4.3 Het oordeel van de rechtbank
4.3.1 De bewijsmiddelen De bewijsmiddelen zijn in Bijlage II aan dit vonnis gehecht.
4.3.2 De bijzondere overwegingen met betrekking tot het bewijs
4.3.2.1 Rechtmatigheid van het verkregen bewijs
Door de raadsman is aangevoerd dat het door de opsporingsambtenaren doorzoeken van het pand aan [adres 1] te [plaats 1] op 16 mei 2015 onrechtmatig was. Op grond van de toestemming van de eigenaar van de woning of het vermoeden van de aanwezigheid van een hennepkwekerij had er na het binnentreden alleen sprake mogen zijn van ‘zoekend rondkijken’. De woning is echter doorzocht en dit was zonder toestemming van de bewoner ( [verdachte] ), zonder betrokkenheid van een (hulp)officier van justitie en zonder machtiging van de rechter-commissaris, terwijl niet van een dringende noodzakelijkheid was gebleken. De resultaten van die doorzoeking mogen daarom niet voor het bewijs worden gebruikt. Bij gebrek aan overig bewijs dient [verdachte] te worden vrijgesproken, aldus de verdediging.

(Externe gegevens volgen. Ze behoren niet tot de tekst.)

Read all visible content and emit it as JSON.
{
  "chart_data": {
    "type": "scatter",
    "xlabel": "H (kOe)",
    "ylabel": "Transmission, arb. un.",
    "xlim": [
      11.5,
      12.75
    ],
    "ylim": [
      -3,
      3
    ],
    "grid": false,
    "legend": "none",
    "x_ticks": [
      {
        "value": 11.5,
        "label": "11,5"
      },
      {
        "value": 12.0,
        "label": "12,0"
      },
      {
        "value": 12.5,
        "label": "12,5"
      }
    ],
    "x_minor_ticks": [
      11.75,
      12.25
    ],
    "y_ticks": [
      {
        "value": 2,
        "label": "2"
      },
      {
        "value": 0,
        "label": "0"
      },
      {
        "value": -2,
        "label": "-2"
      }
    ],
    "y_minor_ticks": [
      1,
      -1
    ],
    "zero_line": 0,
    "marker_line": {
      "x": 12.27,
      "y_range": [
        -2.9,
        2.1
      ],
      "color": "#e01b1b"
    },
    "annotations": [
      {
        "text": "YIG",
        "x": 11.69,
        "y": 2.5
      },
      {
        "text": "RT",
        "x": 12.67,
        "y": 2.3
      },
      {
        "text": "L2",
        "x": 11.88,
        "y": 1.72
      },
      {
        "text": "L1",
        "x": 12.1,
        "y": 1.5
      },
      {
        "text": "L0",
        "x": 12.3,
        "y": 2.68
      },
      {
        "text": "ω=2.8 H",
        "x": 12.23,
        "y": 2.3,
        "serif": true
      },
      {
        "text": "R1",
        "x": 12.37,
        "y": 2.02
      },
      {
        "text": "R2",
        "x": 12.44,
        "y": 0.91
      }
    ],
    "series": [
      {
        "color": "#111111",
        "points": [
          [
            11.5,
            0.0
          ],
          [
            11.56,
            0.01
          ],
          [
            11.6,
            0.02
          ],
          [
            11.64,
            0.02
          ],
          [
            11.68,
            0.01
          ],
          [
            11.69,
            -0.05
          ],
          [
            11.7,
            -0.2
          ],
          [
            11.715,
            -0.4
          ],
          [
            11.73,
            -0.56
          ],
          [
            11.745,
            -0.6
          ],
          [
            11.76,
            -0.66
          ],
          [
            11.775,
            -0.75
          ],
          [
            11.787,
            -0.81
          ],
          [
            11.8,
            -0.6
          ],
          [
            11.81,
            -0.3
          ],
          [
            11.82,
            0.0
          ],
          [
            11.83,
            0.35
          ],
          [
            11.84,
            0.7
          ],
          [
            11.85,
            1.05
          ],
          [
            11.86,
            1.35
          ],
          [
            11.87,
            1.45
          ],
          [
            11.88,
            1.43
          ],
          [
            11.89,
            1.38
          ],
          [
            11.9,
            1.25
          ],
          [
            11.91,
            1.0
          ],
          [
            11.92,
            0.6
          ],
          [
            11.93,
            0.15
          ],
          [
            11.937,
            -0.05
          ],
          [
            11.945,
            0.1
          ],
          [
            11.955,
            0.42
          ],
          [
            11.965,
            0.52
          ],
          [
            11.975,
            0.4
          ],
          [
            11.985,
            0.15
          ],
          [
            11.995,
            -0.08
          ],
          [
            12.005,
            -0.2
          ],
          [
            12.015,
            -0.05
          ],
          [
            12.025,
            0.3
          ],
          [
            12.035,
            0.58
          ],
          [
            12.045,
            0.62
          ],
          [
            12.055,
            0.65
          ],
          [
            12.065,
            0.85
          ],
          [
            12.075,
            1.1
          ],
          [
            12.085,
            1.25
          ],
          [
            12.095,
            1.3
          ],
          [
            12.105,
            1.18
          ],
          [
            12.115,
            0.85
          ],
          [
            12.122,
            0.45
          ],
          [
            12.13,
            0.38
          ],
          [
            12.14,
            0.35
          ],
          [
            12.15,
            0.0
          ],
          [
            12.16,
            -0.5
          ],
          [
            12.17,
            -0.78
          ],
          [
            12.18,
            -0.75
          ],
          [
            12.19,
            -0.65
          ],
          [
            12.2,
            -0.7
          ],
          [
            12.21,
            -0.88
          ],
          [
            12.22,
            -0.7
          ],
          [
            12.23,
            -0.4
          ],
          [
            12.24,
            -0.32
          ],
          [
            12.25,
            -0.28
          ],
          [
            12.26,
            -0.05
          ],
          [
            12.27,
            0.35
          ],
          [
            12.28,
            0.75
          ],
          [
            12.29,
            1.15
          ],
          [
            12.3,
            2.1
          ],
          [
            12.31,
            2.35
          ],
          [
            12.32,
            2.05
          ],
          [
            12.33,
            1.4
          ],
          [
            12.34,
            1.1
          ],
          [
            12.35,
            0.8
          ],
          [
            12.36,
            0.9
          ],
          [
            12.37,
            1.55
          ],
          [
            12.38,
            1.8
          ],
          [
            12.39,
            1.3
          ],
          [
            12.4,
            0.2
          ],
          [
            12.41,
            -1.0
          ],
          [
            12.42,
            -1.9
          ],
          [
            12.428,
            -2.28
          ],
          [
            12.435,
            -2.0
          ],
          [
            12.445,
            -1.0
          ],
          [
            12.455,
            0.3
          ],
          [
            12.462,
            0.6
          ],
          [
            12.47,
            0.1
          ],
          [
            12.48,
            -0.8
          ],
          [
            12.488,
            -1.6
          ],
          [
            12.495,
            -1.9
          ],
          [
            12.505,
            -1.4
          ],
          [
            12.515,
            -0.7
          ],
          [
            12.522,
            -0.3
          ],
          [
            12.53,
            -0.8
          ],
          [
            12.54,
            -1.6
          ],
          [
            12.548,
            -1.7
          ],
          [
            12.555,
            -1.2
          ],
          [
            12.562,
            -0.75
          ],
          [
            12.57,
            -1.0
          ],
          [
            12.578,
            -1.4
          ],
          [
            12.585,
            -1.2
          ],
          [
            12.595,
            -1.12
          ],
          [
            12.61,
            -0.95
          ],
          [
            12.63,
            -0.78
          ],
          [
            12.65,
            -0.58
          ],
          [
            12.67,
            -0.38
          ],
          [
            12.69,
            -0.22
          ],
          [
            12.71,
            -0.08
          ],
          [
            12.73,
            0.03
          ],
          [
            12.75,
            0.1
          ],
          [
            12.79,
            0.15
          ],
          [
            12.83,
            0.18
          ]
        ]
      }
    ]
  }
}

De rechtbank overweegt als volgt. Of er sprake was van meer dan zoekend rondkijken in de woning, kan in het midden blijven gelet op het volgende. Blijkens de verklaring van [verdachte] woonde hij ten tijde van het binnentreden niet in de woning aan [adres 1] te [plaats 1] en is het ook nooit zijn bedoeling geweest om er te gaan wonen. Gelet op deze verklaring is de rechtbank van oordeel dat [verdachte] niet als feitelijke bewoner van de woning kan worden aangemerkt. Dat [verdachte] de woning huurde, maakt hem nog geen bewoner. Gelet daarop is een mogelijke inbreuk op zijn persoonlijke levenssfeer in ieder geval zodanig beperkt gebleven dat een eventueel vormverzuim niet tot meer dan een enkele constatering daarvan zou leiden. Het belang dat het strafbare feit niet wordt ontdekt, kan immers niet als een rechtens te respecteren belang worden aangemerkt.
Gelet op het voorgaande verwerpt de rechtbank het verweer van de raadsman. Er is geen sprake van een vormverzuim dat dient te leiden tot bewijsuitsluiting.
4.3.2.2 Beoordeling feit 1
Op grond van de bewijsmiddelen, waaronder de processen-verbaal van bevindingen, tapgesprekken, observaties, drugstesten en KVI’s, stelt de rechtbank het volgende vast:
Medeplegen De rechtbank stelt voorop dat de betrokkenheid aan een strafbaar feit als medeplegen kan worden bewezenverklaard wanneer is komen vast te staan dat bij het begaan daarvan sprake is geweest van een voldoende nauwe en bewuste samenwerking.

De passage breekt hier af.